US-Israel tested computer worm on Iran: report

WASHINGTON (Agencies)

Stuxnet to have sabotaged nuclear centrifuges

U.S. and Israeli intelligence services collaborated to develop a destructive computer worm to iran_sajil_2
sabotage Iran’s efforts to make a nuclear bomb, The New York Times reported Saturday. In its online edition, the Times quoted intelligence and military experts as saying Israel has tested the effectiveness of the Stuxnet computer worm, which apparently shut down a fifth of Iran’s nuclear centrifuges in November and helped delay its ability to make its first nuclear weapons.

The testing took place at the heavily guarded Dimona complex in the Negev desert housing the Middle East’s sole, albeit undeclared nuclear weapons program.
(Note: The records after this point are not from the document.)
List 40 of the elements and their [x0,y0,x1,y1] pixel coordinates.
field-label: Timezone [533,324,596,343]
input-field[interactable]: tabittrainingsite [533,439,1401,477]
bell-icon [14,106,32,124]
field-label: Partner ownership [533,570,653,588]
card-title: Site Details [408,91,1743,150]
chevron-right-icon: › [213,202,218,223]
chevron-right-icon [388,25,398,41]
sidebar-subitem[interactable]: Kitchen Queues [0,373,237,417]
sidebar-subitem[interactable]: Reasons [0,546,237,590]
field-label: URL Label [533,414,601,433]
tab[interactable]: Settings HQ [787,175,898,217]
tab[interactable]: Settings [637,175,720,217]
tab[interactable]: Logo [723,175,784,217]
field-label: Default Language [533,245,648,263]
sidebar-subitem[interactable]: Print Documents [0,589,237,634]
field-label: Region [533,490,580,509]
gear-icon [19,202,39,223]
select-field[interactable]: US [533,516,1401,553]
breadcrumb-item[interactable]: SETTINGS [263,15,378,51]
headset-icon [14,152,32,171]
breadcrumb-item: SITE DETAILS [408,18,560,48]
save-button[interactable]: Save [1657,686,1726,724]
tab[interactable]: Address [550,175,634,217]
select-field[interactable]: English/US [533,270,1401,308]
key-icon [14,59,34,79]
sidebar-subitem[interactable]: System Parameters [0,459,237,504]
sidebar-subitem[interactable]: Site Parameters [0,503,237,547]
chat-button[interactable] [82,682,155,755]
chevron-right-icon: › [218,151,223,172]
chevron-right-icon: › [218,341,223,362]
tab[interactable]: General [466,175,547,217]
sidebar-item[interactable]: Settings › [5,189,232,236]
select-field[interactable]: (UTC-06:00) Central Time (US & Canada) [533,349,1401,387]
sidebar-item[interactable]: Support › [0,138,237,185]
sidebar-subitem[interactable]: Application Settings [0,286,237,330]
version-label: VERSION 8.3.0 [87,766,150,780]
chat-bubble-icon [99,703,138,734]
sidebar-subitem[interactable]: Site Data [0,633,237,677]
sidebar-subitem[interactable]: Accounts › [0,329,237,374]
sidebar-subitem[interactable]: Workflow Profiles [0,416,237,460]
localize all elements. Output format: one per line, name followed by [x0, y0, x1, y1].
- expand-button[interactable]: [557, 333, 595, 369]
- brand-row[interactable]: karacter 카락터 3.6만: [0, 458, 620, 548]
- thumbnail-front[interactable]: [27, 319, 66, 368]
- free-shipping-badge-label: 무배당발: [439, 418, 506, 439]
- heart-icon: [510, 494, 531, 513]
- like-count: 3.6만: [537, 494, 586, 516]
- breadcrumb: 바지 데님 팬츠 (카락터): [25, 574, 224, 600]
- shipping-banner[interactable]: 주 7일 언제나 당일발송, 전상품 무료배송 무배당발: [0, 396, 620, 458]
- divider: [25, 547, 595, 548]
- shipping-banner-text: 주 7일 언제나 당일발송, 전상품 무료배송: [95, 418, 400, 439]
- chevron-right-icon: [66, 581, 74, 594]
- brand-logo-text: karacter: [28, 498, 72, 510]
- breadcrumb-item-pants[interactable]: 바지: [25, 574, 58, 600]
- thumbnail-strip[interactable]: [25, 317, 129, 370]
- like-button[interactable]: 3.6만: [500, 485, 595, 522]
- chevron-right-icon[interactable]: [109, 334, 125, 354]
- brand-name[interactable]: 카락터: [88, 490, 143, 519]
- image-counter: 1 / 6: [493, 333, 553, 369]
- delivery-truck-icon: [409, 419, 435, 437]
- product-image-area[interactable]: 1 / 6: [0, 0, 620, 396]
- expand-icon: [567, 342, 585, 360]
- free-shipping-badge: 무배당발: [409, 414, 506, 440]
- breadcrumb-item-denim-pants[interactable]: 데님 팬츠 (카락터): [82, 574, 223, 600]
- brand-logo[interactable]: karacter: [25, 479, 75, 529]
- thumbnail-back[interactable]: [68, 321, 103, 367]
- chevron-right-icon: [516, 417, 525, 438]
Experts and officials told the Times the effort to create Stuxnet was a U.S.-Israeli project with the help, knowingly or not, of Britain and Germany.

The newspaper cited unidentified intelligence and military experts familiar with Dimona who said Israel had spun centrifuges virtually identical to those at Iran’s Natanz facility, where Iranian scientists are struggling to enrich uranium.

“To check out the worm, you have to know the machines,” an American expert on nuclear intelligence told the newspaper. “The reason the worm has been effective is that the Israelis tried it out.”

The Stuxnet worm apparently included two major parts, one intended to make Iran’s nuclear centrifuges spin out of control.

Another secretly recorded normal operations at the nuclear plant, then played those recordings back to the site’s operators so all would appear usual during the sabotage operation, according to the Times.

Stuxnet targets computer control systems made by German industrial giant Siemens and commonly used to manage water supplies, oil rigs, power plants and other critical infrastructure.

Most Stuxnet infections have been discovered in Iran, giving rise to speculation it was intended to sabotage nuclear facilities there.

Speculation about the Israeli role

There has been widespread speculation Israel was behind the Stuxnet worm that has attacked the computers in Iran, and Tehran has blamed the Jewish state and the United States for the killing of two nuclear scientists in November and January.

Iran’s centrifuges have been plagued by breakdowns since a rapid expansion of enrichment in 2007 and 2008, and security experts have speculated its nuclear program may have been targeted in a state-backed attack using Stuxnet.

In November, Iranian President Mahmoud Ahmadinejad said that malicious software had created “problems” in some of Iran’s uranium enrichment centrifuges, although he said the problems had been resolved.

The Times said the worm was the most sophisticated cyber-weapon ever deployed and appeared to have been the biggest factor in setting back Iran’s nuclear march. Its sources said it caused the centrifuges to spin wildly out of control and that a fifth of them had been wiped out.

It added it was not clear the attacks were over and that some experts believed the Stuxnet code contained the seeds for more versions and assaults.

The Times report came as Iran earlier said its controversial uranium enrichment program was progressing “very strongly,” just days ahead of a high-profile meeting between Tehran and six world powers over the Islamic republic’s nuclear program.

Both the United States and Israel have recently announced they believe the program has been set back by several years. U.S. Secretary of State Hillary Clinton pointed to a series of sanctions imposed since June 2009 by the U.N. Security Council and individual countries.

And Moshe Yaalon, Israel’s strategic affairs minister and former military chief, said last month that a series of “technological challenges and difficulties” meant Tehran was still about three years away from being able to build nuclear weapons.

Israel has backed U.S.-led efforts to prevent Iran from developing a nuclear weapons capability through sanctions, but has also refused to rule out military force.

Israel itself is widely believed to have built more than 200 atomic warheads at its Dimona reactor but it maintains an official policy of “ambiguity” over whether it is a nuclear power.